Search code examples
rcoerciontype-coercion

Strange as.Date() behavior


I'm using R 4.2.1 with all packages updated to the latest version. The two lines below differ only in the order of the elements in a concatenated vector, yet the output is completely different.

as.Date(c(Sys.Date(), "2020-09-09"))
as.Date(c("2020-09-09", Sys.Date()))

The output is:

> as.Date(c(Sys.Date(), "2020-09-09"))
[1] "2022-09-16" "2020-09-09"
> as.Date(c("2020-09-09", Sys.Date()))
[1] "2020-09-09" NA 

The first line correctly coerces the system date as a string, and the second line coerces it first as a numeric value and then as a string, but I have never before run into a situation where coercion in R depends on the order of elements in a vector...

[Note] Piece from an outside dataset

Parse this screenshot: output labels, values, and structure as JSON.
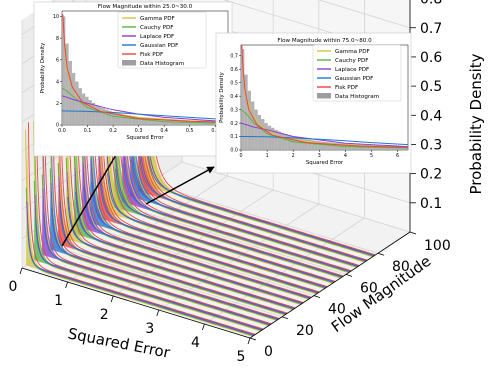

Can someone explain to me why coercion rules behave this way and where I can read more about it...

And what can I do in a situation when the type of elements inside c() is not known a priori?

Thank you!


Solution

  • The default c() unclasses each argument before combining them (unclass(Sys.Date()) is 19251 [as of today]); this is because "all attributes except names are removed" by (at least the default version of) c(), which includes the class.

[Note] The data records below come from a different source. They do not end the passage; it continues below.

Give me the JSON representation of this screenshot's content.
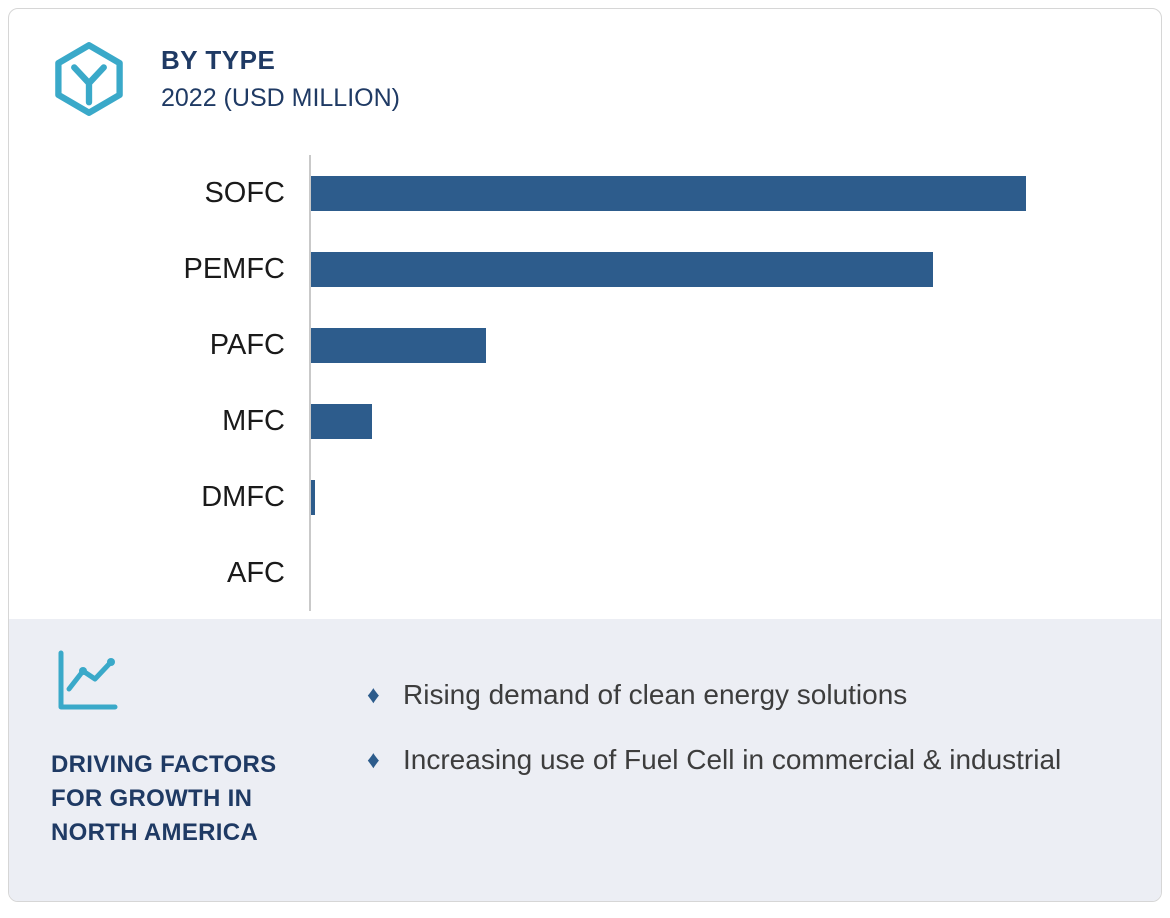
{
  "header": {
    "title": "BY TYPE",
    "subtitle": "2022 (USD MILLION)",
    "logo_icon": "hexagon-y-icon"
  },
  "chart_data": {
    "type": "bar",
    "orientation": "horizontal",
    "title": "BY TYPE",
    "subtitle": "2022 (USD MILLION)",
    "categories": [
      "SOFC",
      "PEMFC",
      "PAFC",
      "MFC",
      "DMFC",
      "AFC"
    ],
    "values": [
      100,
      87,
      24.5,
      8.5,
      0.5,
      0
    ],
    "value_note": "relative lengths (% of largest bar); absolute USD values are not labeled in the image",
    "xlim": [
      0,
      113
    ],
    "bar_color": "#2d5c8c",
    "axis_color": "#c9c9c9",
    "grid": false,
    "legend": false,
    "value_labels": false
  },
  "footer": {
    "icon": "line-chart-icon",
    "heading": "DRIVING FACTORS FOR GROWTH IN NORTH AMERICA",
    "bullet_marker": "♦",
    "bullets": [
      "Rising demand of clean energy solutions",
      "Increasing use of Fuel Cell in commercial & industrial"
    ]
  },
  "colors": {
    "accent_teal": "#3aa9c9",
    "navy": "#1f3a64",
    "bar_blue": "#2d5c8c",
    "footer_bg": "#eceef4",
    "text_dark": "#3d3d3d",
    "card_border": "#d6d6d6"
  }
}
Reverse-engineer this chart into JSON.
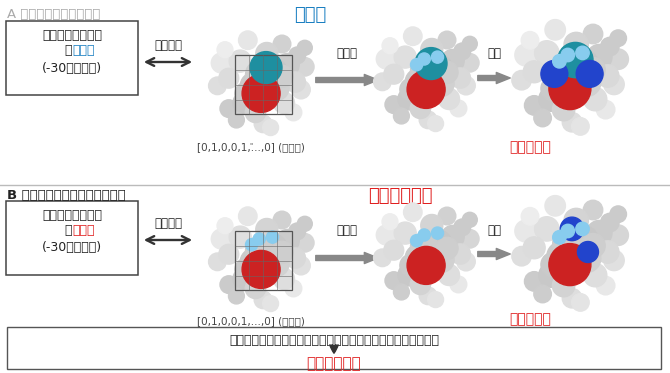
{
  "bg_color": "#ffffff",
  "section_A_label": "A 従来（実験値を利用）",
  "section_A_label_color": "#aaaaaa",
  "section_B_label": "B 今回の成果（計算値の利用）",
  "section_B_label_color": "#222222",
  "title_A": "中間体",
  "title_A_color": "#1a7fc1",
  "title_B": "遷移状態構造",
  "title_B_color": "#e02020",
  "box_A_line1": "エナンチオ選択性",
  "box_A_line2a": "の",
  "box_A_line2b": "実験値",
  "box_A_line2b_color": "#1a7fc1",
  "box_A_line3": "(-30サンプル)",
  "box_B_line1": "エナンチオ選択性",
  "box_B_line2a": "の",
  "box_B_line2b": "計算値",
  "box_B_line2b_color": "#e02020",
  "box_B_line3": "(-30サンプル)",
  "ml_label": "機械学習",
  "vis_label": "可視化",
  "des_label": "設計",
  "mol_field_label": "[0,1,0,0,1,...,0] (分子場)",
  "selectivity_label": "選択性向上",
  "selectivity_color": "#e02020",
  "bottom_text": "水色の点（可視化した重要構造情報）に重なるように分子設計",
  "bottom_final": "選択性向上！",
  "bottom_final_color": "#e02020",
  "divider_color": "#bbbbbb",
  "box_border_color": "#444444",
  "figure_width": 6.7,
  "figure_height": 3.73
}
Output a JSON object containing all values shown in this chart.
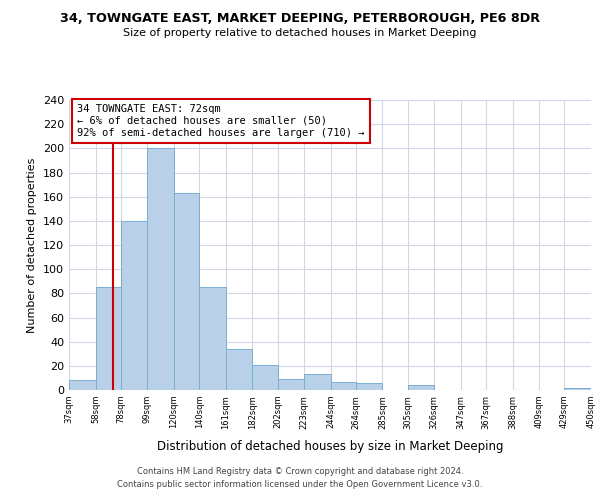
{
  "title": "34, TOWNGATE EAST, MARKET DEEPING, PETERBOROUGH, PE6 8DR",
  "subtitle": "Size of property relative to detached houses in Market Deeping",
  "xlabel": "Distribution of detached houses by size in Market Deeping",
  "ylabel": "Number of detached properties",
  "bin_edges": [
    37,
    58,
    78,
    99,
    120,
    140,
    161,
    182,
    202,
    223,
    244,
    264,
    285,
    305,
    326,
    347,
    367,
    388,
    409,
    429,
    450
  ],
  "counts": [
    8,
    85,
    140,
    200,
    163,
    85,
    34,
    21,
    9,
    13,
    7,
    6,
    0,
    4,
    0,
    0,
    0,
    0,
    0,
    2
  ],
  "bar_color": "#b8d0e8",
  "bar_edge_color": "#7aaed4",
  "property_line_x": 72,
  "property_line_color": "#cc0000",
  "annotation_line1": "34 TOWNGATE EAST: 72sqm",
  "annotation_line2": "← 6% of detached houses are smaller (50)",
  "annotation_line3": "92% of semi-detached houses are larger (710) →",
  "annotation_box_color": "#ffffff",
  "annotation_box_edge_color": "#cc0000",
  "ylim": [
    0,
    240
  ],
  "yticks": [
    0,
    20,
    40,
    60,
    80,
    100,
    120,
    140,
    160,
    180,
    200,
    220,
    240
  ],
  "footer_line1": "Contains HM Land Registry data © Crown copyright and database right 2024.",
  "footer_line2": "Contains public sector information licensed under the Open Government Licence v3.0.",
  "background_color": "#ffffff",
  "grid_color": "#d0d8e8"
}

    The reason for the difference in orders is that c() is an S3 generic function, which means that it dispatches on the class of its first argument, so c(<date>, <character>) calls c.Date(), while c(<character>, <date>) calls the generic version of c() (which falls through to a primitive function in C which I don't want to bother digging through).

    The code of c.Date:

    function (..., recursive = FALSE) 
    .Date(c(unlist(lapply(list(...), function(e) unclass(as.Date(e))))))
    

    in other words, it coerces everything to a date, then unclasses it, then turns the vector back to dates once everything is concatenated ...

    A possible workaround/solution is to call c.Date() explicitly, if you know that's what you want ...